Strahlender Sonnenschein, eine ausgebuchte Show und ein begeistertes Publikum: Der Auftakt im «Zelt» in Aarau hätte nach 580 Tagen pandemiebedingter Pause nicht besser sein können. Zur Premiere am Samstag stand kein anderer als Comedy-Legende Kaya Yanar auf der Bühne. Der gebürtige Deutsche mit türkischer Herkunft schaffte seinen Durchbruch 2001 mit der Sat.1-Comedysendung «Was guckst du?!», danach folgten zahlreiche Live-Programme, für die Yanar mehrmals mit dem deutschen Comedy-Preis ausgezeichnet wurde.
Keine Masken, kein Abstandhalten und eine vollbesetzte Zuschauertribüne
Kaum verwunderlich, dass die Show innert kurzer Zeit restlos ausverkauft war. Knapp eine Stunde vor der Show ist die Schlange vor dem Zelt bereits an die hundert Meter lang, reicht fast bis zur Strasse. «Macht nichts», sagt ein älterer Mann in Cordhose, der sich gerade hinten eingereiht hat und zündet eine Zigarette an. «Mehr als ein Jahr habe ich darauf gewartet, den Yanar endlich live zu sehen, da machen die paar Minuten warten jetzt auch nichts mehr aus.»

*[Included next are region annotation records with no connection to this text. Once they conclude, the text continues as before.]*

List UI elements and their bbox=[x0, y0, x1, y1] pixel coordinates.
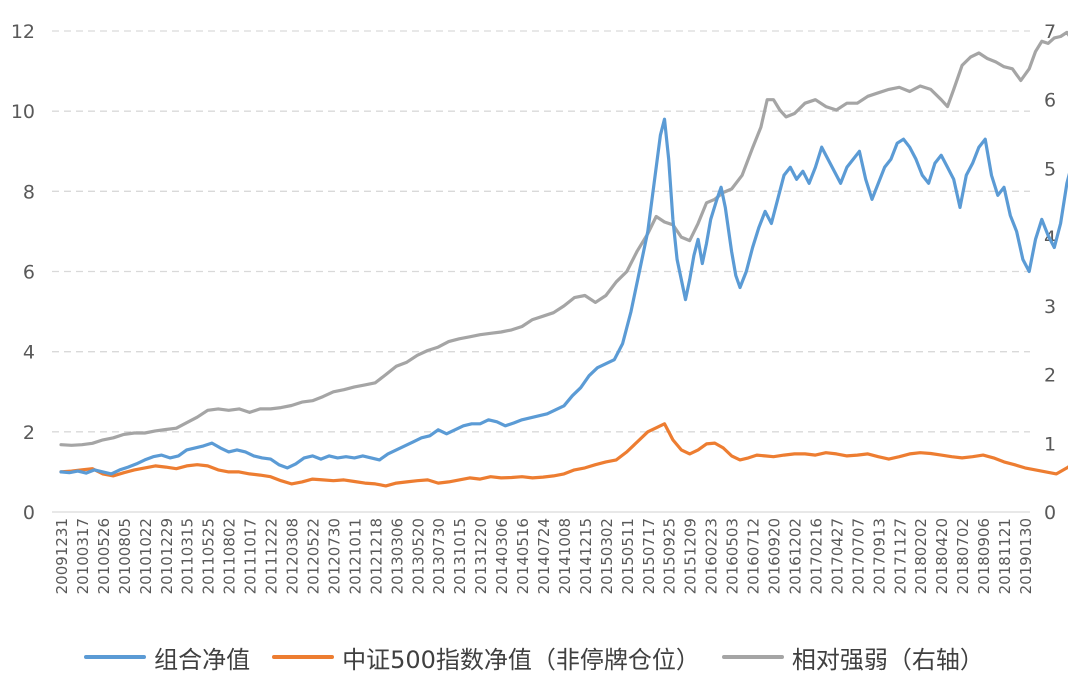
x-tick-label: 20150717 bbox=[640, 518, 658, 594]
y-tick-label: 2 bbox=[23, 422, 35, 444]
x-tick-label: 20161202 bbox=[786, 518, 804, 594]
legend-label-csi500: 中证500指数净值（非停牌仓位） bbox=[342, 645, 700, 674]
x-tick-label: 20120522 bbox=[304, 518, 322, 594]
x-tick-label: 20140306 bbox=[493, 518, 511, 594]
series-line-portfolio bbox=[59, 117, 1068, 476]
x-tick-label: 20160223 bbox=[703, 518, 721, 594]
legend-item-portfolio: 组合净值 bbox=[84, 640, 250, 675]
legend-swatch-csi500 bbox=[272, 655, 335, 659]
x-tick-label: 20110802 bbox=[221, 518, 239, 594]
y2-tick-label: 3 bbox=[1044, 296, 1056, 318]
legend-swatch-relative-strength bbox=[721, 655, 784, 659]
x-tick-label: 20131015 bbox=[451, 518, 469, 594]
series-line-csi500 bbox=[59, 422, 1068, 488]
x-tick-label: 20190130 bbox=[1017, 518, 1035, 594]
x-tick-label: 20180906 bbox=[975, 518, 993, 594]
x-tick-label: 20120308 bbox=[284, 518, 302, 594]
x-tick-label: 20120730 bbox=[325, 518, 343, 594]
x-tick-label: 20110525 bbox=[200, 518, 218, 594]
x-tick-label: 20111017 bbox=[242, 518, 260, 594]
x-tick-label: 20180702 bbox=[954, 518, 972, 594]
legend-swatch-portfolio bbox=[84, 655, 147, 659]
legend-item-relative-strength: 相对强弱（右轴） bbox=[721, 640, 984, 675]
x-tick-label: 20100317 bbox=[74, 518, 92, 594]
x-tick-label: 20181121 bbox=[996, 518, 1014, 594]
legend: 组合净值 中证500指数净值（非停牌仓位） 相对强弱（右轴） bbox=[0, 632, 1068, 682]
y-tick-label: 12 bbox=[11, 21, 35, 43]
x-tick-label: 20160503 bbox=[724, 518, 742, 594]
series-line-relative-strength bbox=[59, 30, 1068, 447]
x-tick-label: 20101022 bbox=[137, 518, 155, 594]
y-tick-label: 0 bbox=[23, 502, 35, 524]
legend-item-csi500: 中证500指数净值（非停牌仓位） bbox=[272, 640, 700, 675]
x-tick-label: 20170707 bbox=[849, 518, 867, 594]
x-tick-label: 20140724 bbox=[535, 518, 553, 594]
x-tick-label: 20121011 bbox=[346, 518, 364, 594]
x-tick-label: 20100805 bbox=[116, 518, 134, 594]
x-tick-label: 20160920 bbox=[766, 518, 784, 594]
legend-label-portfolio: 组合净值 bbox=[154, 645, 251, 674]
x-tick-label: 20150925 bbox=[661, 518, 679, 594]
y-tick-label: 4 bbox=[23, 342, 35, 364]
x-tick-label: 20091231 bbox=[53, 518, 71, 594]
x-tick-label: 20151209 bbox=[682, 518, 700, 594]
x-tick-label: 20141215 bbox=[577, 518, 595, 594]
x-tick-label: 20110315 bbox=[179, 518, 197, 594]
x-tick-label: 20170427 bbox=[828, 518, 846, 594]
x-tick-label: 20150511 bbox=[619, 518, 637, 594]
y2-tick-label: 5 bbox=[1044, 158, 1056, 180]
y-tick-label: 8 bbox=[23, 181, 35, 203]
x-tick-label: 20100526 bbox=[95, 518, 113, 594]
x-tick-label: 20101229 bbox=[158, 518, 176, 594]
x-tick-label: 20121218 bbox=[367, 518, 385, 594]
legend-label-relative-strength: 相对强弱（右轴） bbox=[791, 645, 984, 674]
x-tick-label: 20111222 bbox=[263, 518, 281, 594]
y2-tick-label: 6 bbox=[1044, 90, 1056, 112]
x-tick-label: 20130730 bbox=[430, 518, 448, 594]
y-tick-label: 10 bbox=[11, 101, 35, 123]
x-tick-label: 20141008 bbox=[556, 518, 574, 594]
x-tick-label: 20131220 bbox=[472, 518, 490, 594]
y2-tick-label: 0 bbox=[1044, 502, 1056, 524]
x-tick-label: 20130520 bbox=[409, 518, 427, 594]
x-tick-label: 20150302 bbox=[598, 518, 616, 594]
x-tick-label: 20180420 bbox=[933, 518, 951, 594]
x-tick-label: 20180202 bbox=[912, 518, 930, 594]
x-tick-label: 20171127 bbox=[891, 518, 909, 594]
x-tick-label: 20170913 bbox=[870, 518, 888, 594]
y2-tick-label: 1 bbox=[1044, 433, 1056, 455]
x-tick-label: 20140516 bbox=[514, 518, 532, 594]
x-tick-label: 20170216 bbox=[807, 518, 825, 594]
x-tick-label: 20160712 bbox=[745, 518, 763, 594]
y-tick-label: 6 bbox=[23, 262, 35, 284]
x-tick-label: 20130306 bbox=[388, 518, 406, 594]
y2-tick-label: 2 bbox=[1044, 365, 1056, 387]
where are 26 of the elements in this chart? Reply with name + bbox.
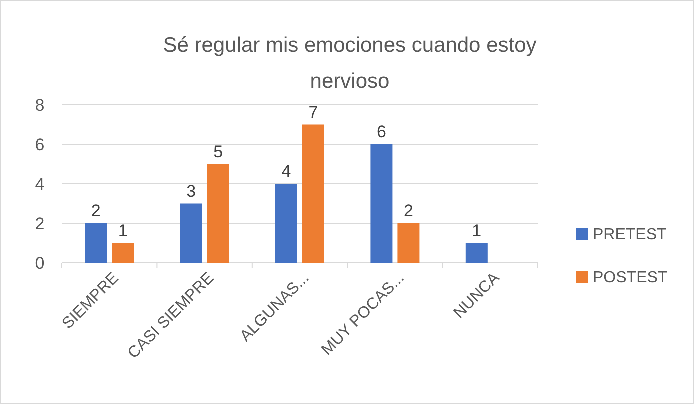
bar [112,243,134,263]
chart-title: Sé regular mis emociones cuando estoy nervioso [163,34,538,93]
data-label: 4 [282,162,292,181]
data-label: 2 [404,202,414,220]
bar [302,124,324,263]
bar [370,144,393,263]
data-label: 3 [186,182,196,201]
bar [207,164,230,263]
bar [466,243,488,263]
bar [276,184,298,263]
y-tick-label: 8 [35,96,45,115]
legend-label: PRETEST [593,226,668,244]
bar [180,204,202,263]
data-label: 5 [214,142,224,162]
data-label: 1 [472,221,482,240]
bar [398,224,420,263]
y-tick-label: 2 [35,214,45,234]
data-label: 2 [91,202,101,220]
y-tick-label: 4 [35,174,45,194]
y-tick-label: 6 [35,135,45,154]
bar [85,224,108,263]
data-label: 7 [308,102,318,122]
data-label: 6 [376,122,386,142]
data-label: 1 [118,221,128,240]
y-tick-label: 0 [35,254,45,273]
legend-label: POSTEST [593,270,668,287]
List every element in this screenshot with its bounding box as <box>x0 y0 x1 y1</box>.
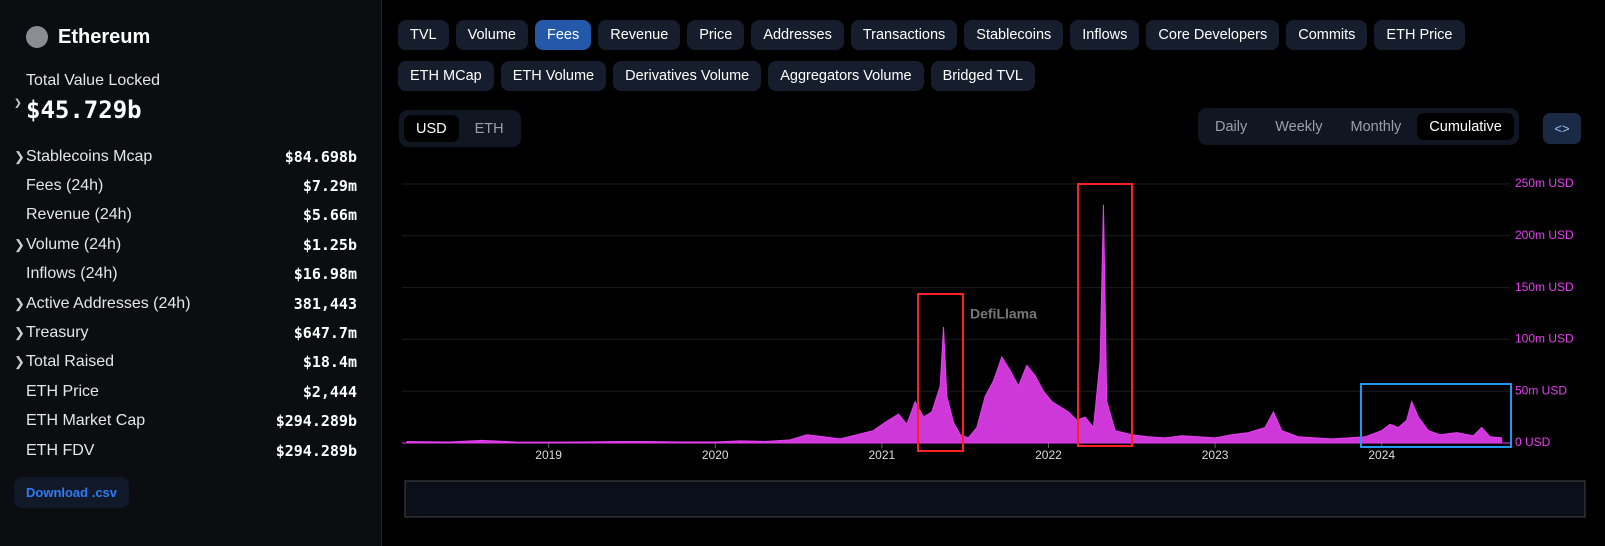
y-tick-label: 250m USD <box>1515 176 1574 190</box>
chevron: ❯ <box>14 354 25 370</box>
stat-label: Stablecoins Mcap <box>26 147 153 165</box>
logo <box>26 26 48 48</box>
currency-option[interactable]: USD <box>404 115 459 142</box>
stat-value: $16.98m <box>293 265 357 284</box>
stat-row[interactable]: ❯ Treasury $647.7m <box>14 318 357 347</box>
stat-value: $84.698b <box>284 147 357 166</box>
navigator-area <box>409 487 1577 516</box>
stat-label: ETH FDV <box>26 441 95 459</box>
period-option[interactable]: Cumulative <box>1417 113 1514 140</box>
stat-label: Treasury <box>26 324 89 342</box>
x-tick-label: 2022 <box>1035 448 1062 462</box>
stat-value: $1.25b <box>302 235 357 254</box>
stat-row: ETH Market Cap $294.289b <box>14 407 357 436</box>
y-tick-label: 0 USD <box>1515 435 1551 449</box>
tab[interactable]: Stablecoins <box>964 20 1064 50</box>
x-tick-label: 2021 <box>869 448 896 462</box>
tab[interactable]: Revenue <box>598 20 681 50</box>
chevron: ❯ <box>14 148 25 164</box>
stat-label: Fees (24h) <box>26 177 104 195</box>
stats: ❯ Stablecoins Mcap $84.698b Fees (24h) $7.29… <box>14 142 357 465</box>
stat-row[interactable]: ❯ Stablecoins Mcap $84.698b <box>14 142 357 171</box>
tab[interactable]: Fees <box>534 20 592 50</box>
tab[interactable]: Aggregators Volume <box>768 61 924 91</box>
tab[interactable]: ETH MCap <box>398 61 494 91</box>
tab[interactable]: ETH Volume <box>500 61 607 91</box>
stat-row: Revenue (24h) $5.66m <box>14 201 357 230</box>
tab-row: ETH MCap ETH Volume Derivatives Volume Aggr… <box>398 61 1035 91</box>
stat-value: $5.66m <box>302 206 357 225</box>
stat-value: $7.29m <box>302 177 357 196</box>
tab[interactable]: Inflows <box>1070 20 1140 50</box>
stat-row: ETH FDV $294.289b <box>14 436 357 465</box>
annotation-box <box>917 293 964 452</box>
stat-label: Inflows (24h) <box>26 265 118 283</box>
stat-row: ETH Price $2,444 <box>14 377 357 406</box>
tab[interactable]: Core Developers <box>1146 20 1280 50</box>
period-toggle: Daily Weekly Monthly Cumulative <box>1198 108 1519 145</box>
stat-value: $294.289b <box>275 412 357 431</box>
stat-label: Total Raised <box>26 353 115 371</box>
x-tick-label: 2020 <box>702 448 729 462</box>
chevron: ❯ <box>14 325 25 341</box>
stat-label: Volume (24h) <box>26 235 122 253</box>
chevron: ❯ <box>14 236 25 252</box>
currency-option[interactable]: ETH <box>474 120 504 137</box>
x-tick-label: 2024 <box>1368 448 1395 462</box>
stat-value: $2,444 <box>302 382 357 401</box>
y-tick-label: 200m USD <box>1515 228 1574 242</box>
stat-label: ETH Price <box>26 382 99 400</box>
watermark: DefiLlama <box>970 306 1037 322</box>
tab[interactable]: Transactions <box>850 20 958 50</box>
x-tick-label: 2023 <box>1202 448 1229 462</box>
stat-value: 381,443 <box>293 294 357 313</box>
stat-value: $647.7m <box>293 324 357 343</box>
y-tick-label: 100m USD <box>1515 332 1574 346</box>
stat-row[interactable]: ❯ Volume (24h) $1.25b <box>14 230 357 259</box>
period-option[interactable]: Monthly <box>1350 118 1402 135</box>
period-option[interactable]: Daily <box>1215 118 1248 135</box>
sidebar: Ethereum Total Value Locked ❯ $45.729b ❯ S… <box>0 0 382 546</box>
annotation-box <box>1077 183 1133 447</box>
y-tick-label: 50m USD <box>1515 383 1567 397</box>
stat-row: Inflows (24h) $16.98m <box>14 260 357 289</box>
y-tick-label: 150m USD <box>1515 280 1574 294</box>
tvl-value-text: $45.729b <box>26 96 142 124</box>
tab[interactable]: Volume <box>455 20 528 50</box>
tab[interactable]: Bridged TVL <box>930 61 1035 91</box>
name-text: Ethereum <box>58 25 151 48</box>
tvl-label: Total Value Locked <box>26 72 161 89</box>
stat-label: Active Addresses (24h) <box>26 294 191 312</box>
stat-label: Revenue (24h) <box>26 206 132 224</box>
embed-button[interactable]: <> <box>1543 113 1581 144</box>
tab[interactable]: ETH Price <box>1374 20 1465 50</box>
stat-row[interactable]: ❯ Total Raised $18.4m <box>14 348 357 377</box>
stat-value: $18.4m <box>302 353 357 372</box>
tvl-value[interactable]: ❯ $45.729b <box>14 96 142 124</box>
tab-row: TVL Volume Fees Revenue Price Addresses Transa… <box>398 20 1465 50</box>
area <box>406 204 1503 444</box>
tab[interactable]: Addresses <box>751 20 844 50</box>
protocol-name: Ethereum <box>14 20 357 54</box>
currency-toggle: USD ETH <box>399 110 521 147</box>
stat-label: ETH Market Cap <box>26 412 146 430</box>
tab[interactable]: Commits <box>1286 20 1368 50</box>
tab[interactable]: Price <box>687 20 745 50</box>
annotation-box <box>1360 383 1512 448</box>
download-button[interactable]: Download .csv <box>14 477 130 509</box>
stat-value: $294.289b <box>275 441 357 460</box>
stat-row[interactable]: ❯ Active Addresses (24h) 381,443 <box>14 289 357 318</box>
x-tick-label: 2019 <box>535 448 562 462</box>
navigator <box>404 480 1586 518</box>
tab[interactable]: Derivatives Volume <box>613 61 762 91</box>
tab[interactable]: TVL <box>398 20 449 50</box>
period-option[interactable]: Weekly <box>1275 118 1323 135</box>
stat-row: Fees (24h) $7.29m <box>14 171 357 200</box>
chevron: ❯ <box>14 295 25 311</box>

Drinnen riecht es nach Popcorn und die Stimmung scheint bereits vor der Show ausgelassen. Dank Covid-Zertifikat kann die Vorstellung quasi unter normalen Umständen stattfinden: Also keine Masken, kein Abstandhalten und eine vollbesetzte Zuschauertribüne. «Ist man erst mal drin, kann man für ein paar Stunden vergessen, dass wir immer noch mitten in einer Pandemie stecken. Das tut einfach gut», sagt eine sichtlich gut gelaunte junge Frau und bestellt sich einen Drink an der Bar. «Das ist schon mein drittes Bier heute Abend», sagt sie noch, grinst, schnappt ihr Glas und verschwindet in der Menge.
Ein strenger Vater, eine hysterische Mutter und ein bekloppter Bruder
Kaya Yanar hat das Publikum von Anfang an auf seiner Seite. Kaum die Bühne betreten, tobt die Menge. In seinem neuen Bühnenprogramm «Der Fluch der Familie» rollt Yanar seine eigene Familiengeschichte auf, macht Witze über den strengen Vater, der ziemlich einen an der Waffel gehabt haben muss und die hysterische Mutter, die aus jeder Kleinigkeit ein riesiges Drama mache. Und dann noch der «bekloppte» Bruder, der sowohl optisch als auch charakterlich so ganz anders sei als er selbst. Über seine «alte» Familie kann Yanar heute lachen, mit dem eigenen Sohn (Yanar wurde vor zwei Jahren erstmals Vater) will er trotzdem alles anders machen als sein Vater damals. Gute-Nacht-Geschichten vorlesen zum Beispiel: «Das kannte ich vorher nicht. Bei uns ist einfach irgendwann das Licht ausgegangen. Schwupps und dunkel wars.»
Seine Frau, eine Schweizerin, habe auch ein paar Marotten, so sehr er sie auch liebe. Diese «verfluchten Hörbücher» zum Beispiel, die sie gerne zum Einschlafen höre. «Sie schläft immer an der genau gleichen Stelle ein und verpasst jedes Mal das Ende. Bei uns läuft deshalb jeden Abend die gleiche Geschichte.» Und dann diese Whatsapp-Romane, noch so eine Sache, die Yanar gewaltig auf den Zeiger geht. «Sie ist eine richtige Whatsapp-Maus, schreibt ständig Romane, selbst wenn ich neben ihr sitze.»
Nach der Vorstellung ist der Direktorin Catherine Steiner die Erleichterung ins Gesicht geschrieben. «Wir sind wieder da!», sagt sie noch vor der ersten Interviewfrage und lacht zufrieden. Es sind auch die lachenden Gesichter der Gäste und der Künstler, die Steiner in den letzten 580 Tagen vermisst hat. «Man spürt richtig, dass die Leute wieder raus wollen, Spass haben und einfach gut drauf sind.» Diese positive Energie mache auch die letzten, ziemlich stressigen Wochen wieder wett. «Die Vorbereitungen waren durch Corona schon aufwendiger, wir hatten wenig Planungssicherheit und einige der Fahrer sind uns kurzfristig abgesprungen. Aber am Ende ist trotzdem alles wunderbar aufgegangen.» Wir unterhalten uns noch kurz, als Catherine Steiner auf die Uhr blickt und aufschrickt. «Ich muss los.» Sie verabschiedet sich und hastet zum Zelt zurück, wo sich bereits die ersten Gäste für die Abendvorstellung einreihen.